RaingodsWithZippos Fri 25-Nov-16 15:47:32

My DH has two grown up children from his first marriage, and we have one 16 yo together. I intend to leave half my money to my son and half to my DH, but I would be supportive if he wanted to leave his money equally split between me and his three children. If I go before him I would presume he would want to split his money three ways. As it happens he isn't keen on leaving his eldest anything (they are estranged) but I think he should reconsider.

Inheritance is a funny thing. I just think that as parents you shouldn't favour one child over others, regardless of circumstances. That way lies hurt and resentment, and how will your child's brother and sister feel if they are cut out? But equally others will have different views.

hellsbellsmelons Fri 25-Nov-16 15:47:52

I would leave everything to my DD.
With the proviso that they both live in the house until such a time as they can afford to move out and not be hit too hard financially.
I would not leave my share to my OH.
As like you, he has more kids and would likely want to split equally which would mean that my DD would lose out.
No way!

Having said that, my mum and dad are splitting everything 4 ways, although my dad isn't the bio dad to my older half sisters.
And I wouldn't want it any other way.
They've been part of our lives since I was born and they are my sisters.

Take from that what you will!?

zzzzz Fri 25-Nov-16 15:50:26

I'd leave everything to dh.

littlewoollypervert Fri 25-Nov-16 15:55:43

Get your DH to take out a life insurance policy on himself so that when he dies there is some cash in the estate that he can leave to his two other children?

wherearemymarbles Fri 25-Nov-16 15:56:57

you really need to see a solicitor tell them everything you have said and get a proper will done. It migt cost £1000 depending where you live but otherwise you have little or control on what happens if go you 1st or visa versa.

But as an ideA you can give him life interest in your half of the estate. This means he stays in the house, can take interest out of investments etc. Then when he dies your half goes to whoevevr YOU have bequeathed it to. He cant change it.

The amount of shit a bad or ill thought will causes is immense!

BestZebbie Fri 25-Nov-16 21:20:39

You can't dictate how your DH wills money after you have left it to him, unless you set up a trust. You leave all your estate (minus gifts to charity or named items etc) to the trust, with your DH and your children as the beneficiaries. Your DH can then use any or all of the money for his own benefit, as can your children (but both need it to be approved by the trustees, so they can't just gamble it away etc) but when he dies the trust doesn't belong to him do he can't will it anywhere, and your children keep on using it until they have all died too.

xyz321abc Fri 25-Nov-16 23:49:30

many thanks for all your thoughts - appreciated.

RedMapleLeaf Sat 26-Nov-16 06:50:50

I think his older children's situation is irrelevant really, why shouldn't they receive the same from their dad as their half siblings?

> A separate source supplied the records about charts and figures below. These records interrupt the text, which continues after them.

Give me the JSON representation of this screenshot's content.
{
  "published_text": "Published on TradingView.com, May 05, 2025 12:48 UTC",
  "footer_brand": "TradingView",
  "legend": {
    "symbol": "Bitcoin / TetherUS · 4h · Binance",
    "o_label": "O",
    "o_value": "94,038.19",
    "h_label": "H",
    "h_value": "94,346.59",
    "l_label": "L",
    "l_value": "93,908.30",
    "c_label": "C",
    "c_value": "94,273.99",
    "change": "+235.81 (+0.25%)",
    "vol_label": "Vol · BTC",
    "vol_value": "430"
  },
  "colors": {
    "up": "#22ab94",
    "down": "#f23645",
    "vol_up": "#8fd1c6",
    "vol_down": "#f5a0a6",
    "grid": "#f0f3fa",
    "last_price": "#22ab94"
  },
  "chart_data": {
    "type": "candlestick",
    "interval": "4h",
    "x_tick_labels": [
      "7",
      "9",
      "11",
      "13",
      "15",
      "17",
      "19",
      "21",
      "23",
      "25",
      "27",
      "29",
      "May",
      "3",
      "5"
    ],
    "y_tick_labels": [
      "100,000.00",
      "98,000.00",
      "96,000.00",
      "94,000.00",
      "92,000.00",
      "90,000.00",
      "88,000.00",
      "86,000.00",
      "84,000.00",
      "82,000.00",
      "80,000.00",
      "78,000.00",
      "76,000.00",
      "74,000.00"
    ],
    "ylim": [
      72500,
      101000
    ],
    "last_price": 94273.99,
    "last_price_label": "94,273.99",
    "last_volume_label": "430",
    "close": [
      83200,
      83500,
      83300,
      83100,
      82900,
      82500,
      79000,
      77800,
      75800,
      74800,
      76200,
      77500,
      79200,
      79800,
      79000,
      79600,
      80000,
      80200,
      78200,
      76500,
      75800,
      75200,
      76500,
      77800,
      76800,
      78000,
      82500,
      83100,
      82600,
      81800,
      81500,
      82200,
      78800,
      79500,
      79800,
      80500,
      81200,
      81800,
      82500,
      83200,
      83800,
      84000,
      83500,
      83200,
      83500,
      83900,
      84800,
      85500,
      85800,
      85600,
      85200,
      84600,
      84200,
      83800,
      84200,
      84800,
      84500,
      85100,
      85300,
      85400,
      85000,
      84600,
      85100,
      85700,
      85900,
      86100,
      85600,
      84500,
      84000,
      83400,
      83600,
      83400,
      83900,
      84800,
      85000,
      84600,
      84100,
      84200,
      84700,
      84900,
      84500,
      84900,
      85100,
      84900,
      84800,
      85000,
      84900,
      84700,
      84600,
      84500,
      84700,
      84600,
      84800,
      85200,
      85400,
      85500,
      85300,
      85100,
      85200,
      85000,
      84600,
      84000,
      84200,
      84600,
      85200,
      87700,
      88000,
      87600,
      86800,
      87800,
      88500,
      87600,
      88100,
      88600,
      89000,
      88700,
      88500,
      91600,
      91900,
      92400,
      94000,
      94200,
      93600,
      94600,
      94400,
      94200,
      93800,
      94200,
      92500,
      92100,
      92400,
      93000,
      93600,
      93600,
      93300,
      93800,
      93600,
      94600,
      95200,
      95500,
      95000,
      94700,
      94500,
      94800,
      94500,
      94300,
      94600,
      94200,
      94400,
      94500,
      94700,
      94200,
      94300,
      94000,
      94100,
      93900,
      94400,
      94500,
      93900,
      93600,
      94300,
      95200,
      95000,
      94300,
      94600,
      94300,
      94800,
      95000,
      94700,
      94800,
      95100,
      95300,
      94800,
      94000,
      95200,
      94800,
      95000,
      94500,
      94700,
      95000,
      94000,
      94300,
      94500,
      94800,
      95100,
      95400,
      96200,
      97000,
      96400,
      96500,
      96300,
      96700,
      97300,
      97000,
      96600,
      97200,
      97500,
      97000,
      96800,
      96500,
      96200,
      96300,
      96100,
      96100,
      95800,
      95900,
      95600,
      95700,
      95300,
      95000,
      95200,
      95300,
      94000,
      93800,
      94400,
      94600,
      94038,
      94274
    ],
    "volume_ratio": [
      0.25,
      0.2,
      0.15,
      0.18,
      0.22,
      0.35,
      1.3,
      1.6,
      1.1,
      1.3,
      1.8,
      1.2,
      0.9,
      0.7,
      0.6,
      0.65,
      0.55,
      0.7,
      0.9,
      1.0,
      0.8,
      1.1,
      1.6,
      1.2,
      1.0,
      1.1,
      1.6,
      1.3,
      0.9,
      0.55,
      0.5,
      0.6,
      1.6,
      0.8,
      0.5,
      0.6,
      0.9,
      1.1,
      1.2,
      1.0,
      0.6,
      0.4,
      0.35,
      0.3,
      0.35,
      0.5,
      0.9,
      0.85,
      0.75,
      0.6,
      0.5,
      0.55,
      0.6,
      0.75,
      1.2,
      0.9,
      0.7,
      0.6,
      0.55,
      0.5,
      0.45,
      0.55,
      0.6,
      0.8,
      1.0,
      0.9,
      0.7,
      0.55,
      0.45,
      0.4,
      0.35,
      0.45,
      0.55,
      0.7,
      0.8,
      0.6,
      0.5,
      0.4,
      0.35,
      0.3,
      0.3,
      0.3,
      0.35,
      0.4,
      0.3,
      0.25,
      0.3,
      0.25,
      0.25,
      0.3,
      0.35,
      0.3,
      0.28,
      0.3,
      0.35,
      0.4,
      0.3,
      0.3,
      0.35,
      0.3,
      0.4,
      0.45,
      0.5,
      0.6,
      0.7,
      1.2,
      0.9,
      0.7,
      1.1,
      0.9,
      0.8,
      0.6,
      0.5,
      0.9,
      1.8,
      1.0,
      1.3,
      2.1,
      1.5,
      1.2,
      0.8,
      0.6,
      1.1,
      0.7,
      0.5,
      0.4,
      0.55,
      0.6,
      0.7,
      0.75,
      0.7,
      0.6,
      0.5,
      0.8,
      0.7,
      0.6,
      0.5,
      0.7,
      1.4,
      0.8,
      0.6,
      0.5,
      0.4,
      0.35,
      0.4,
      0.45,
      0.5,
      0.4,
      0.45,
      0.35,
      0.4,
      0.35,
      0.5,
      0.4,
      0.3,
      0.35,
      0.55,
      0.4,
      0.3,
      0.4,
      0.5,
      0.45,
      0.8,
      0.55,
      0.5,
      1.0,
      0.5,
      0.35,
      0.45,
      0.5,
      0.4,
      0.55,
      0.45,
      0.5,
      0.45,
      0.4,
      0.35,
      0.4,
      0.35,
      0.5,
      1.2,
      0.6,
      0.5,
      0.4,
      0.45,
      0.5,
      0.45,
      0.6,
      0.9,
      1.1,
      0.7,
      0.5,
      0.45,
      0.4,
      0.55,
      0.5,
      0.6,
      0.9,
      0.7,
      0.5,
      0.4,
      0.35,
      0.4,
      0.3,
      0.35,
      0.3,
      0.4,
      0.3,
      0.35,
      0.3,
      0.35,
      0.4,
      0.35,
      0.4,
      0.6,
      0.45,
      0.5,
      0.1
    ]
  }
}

I think that your DH should do what ever he wants with his will.

Livelovebehappy Sat 26-Nov-16 08:52:56

It really isn't fair what you're proposing. There could be all sorts of scenarios to this. For example what if his older DCs mother remarries, and her pot if she dies will go to her new DH, with her DCs not receiving anything? I could understand that you might leave your half of everything to your Dc, and in theory your DH would split his half between all of his Dc, but you can't dictate to your DH that he leaves nothing to his older DC. That would be mean.

Trifleorbust Sat 26-Nov-16 09:06:33

I don't see why what their mother leaves them has anything to do with what their father does with his assets. You are effectively proposing that your DH disinherit his older children and that he relies on his ex wife to provide for them. How is that fair? It isn't anything to do with your DH how much money his ex leaves in her will.